Los consejos culinarios que te ofrecemos facilitarán la laboriosa tarea de preparar las recetas más sanas y sabrosas.


Ñoras: aromas, sabor dulce y color rojo

Las ñoras son un ingrediente muy apreciado en las cocinas alicantina y murciana, y las más afamadas son las de Guardamar (Alicante), que tienen Denominación de Origen. Y es que estas ñoras se secan al calor de la arena de las dunas de la desembocadura del Segura. Aportan color, sabor y aroma a muchos platos, sobre todo de pescado. Para utilizarlas, se abren, se eliminan las semillas del interior y se raspa la pulpa, que se maja en el mortero, sola o con un poco de sal, para luego incorporarla al guiso.

Cómo pelar y cocer las castañas

A veces necesitamos pelas las castañas antes de cocinarlas, por ejemplo, para hacer un puré o algún postre. Después de retirar la corteza exterior, se escaldan en agua hirviendo con un poco de sal unos 5 mn. Luego se quita la pielecilla, en caliente y con un cuchillo.

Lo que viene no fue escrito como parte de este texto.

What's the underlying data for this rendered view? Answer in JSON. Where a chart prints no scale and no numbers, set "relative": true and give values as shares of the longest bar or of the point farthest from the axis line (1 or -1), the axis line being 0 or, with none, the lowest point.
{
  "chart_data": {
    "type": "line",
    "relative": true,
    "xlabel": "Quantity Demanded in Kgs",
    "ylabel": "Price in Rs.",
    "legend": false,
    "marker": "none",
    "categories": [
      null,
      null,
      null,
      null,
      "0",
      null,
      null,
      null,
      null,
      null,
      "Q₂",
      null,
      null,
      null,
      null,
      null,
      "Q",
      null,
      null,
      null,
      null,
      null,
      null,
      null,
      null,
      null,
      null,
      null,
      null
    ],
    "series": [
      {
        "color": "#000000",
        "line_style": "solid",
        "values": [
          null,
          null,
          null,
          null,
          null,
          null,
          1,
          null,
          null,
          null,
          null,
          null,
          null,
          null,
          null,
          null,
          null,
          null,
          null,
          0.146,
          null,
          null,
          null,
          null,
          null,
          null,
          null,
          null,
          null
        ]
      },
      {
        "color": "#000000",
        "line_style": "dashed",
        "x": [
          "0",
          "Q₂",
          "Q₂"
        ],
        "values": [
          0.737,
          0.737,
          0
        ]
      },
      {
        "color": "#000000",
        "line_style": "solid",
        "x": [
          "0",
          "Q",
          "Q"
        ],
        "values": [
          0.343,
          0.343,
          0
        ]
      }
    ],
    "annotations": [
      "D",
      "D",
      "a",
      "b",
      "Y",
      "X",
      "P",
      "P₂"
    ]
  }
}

Para que no se enfríe, en vez de escurrirlas lo mejor es dejarlas en el agua de cocción e ir sacándolas de dos en dos para pelarlas. Si se van a preparar cocidas, debemos practicar un corte en la cáscara exterior, ponerlas en una cazuela cubiertas de agua y dejar que cuezan 20-25 mn.

Filetes guisados

Aprovecha los filetes de pollo empanados que han sobrado preparándolos en salsa. Ésta es nuestra sugerencia: tuesta 1 cucharada de harina en un poco de aceite. Añade azafrán -en hebras o en polvo- y un chorrito de buen vino blanco. Deja evaporar y agrega agua para desleír del todo la harina. Sazona e incorpora los filetes (enteros o cortados en tiras). Cuécelos unos minutos para que tomen sabor y sirve.

Limpiar los champiñones

Los champiñones cultivados que compramos en el mercado  suelen venir muy limpios. Por eso, normal mente basta con eliminar el extremo del tallo y frotarlos suavemente con un paño. Pero cuando tienen muchos restos de tierra, hay que lavarlos rápidamente bajo el chorro de agua fría y secarlos después. No deben dejarse en remojo; de lo contrario absorberían mucha agua. Como se oxidan muy fácilmente, podemos rociarlos con un poquito de zumo de limón; así evitaremos que se oscurezcan.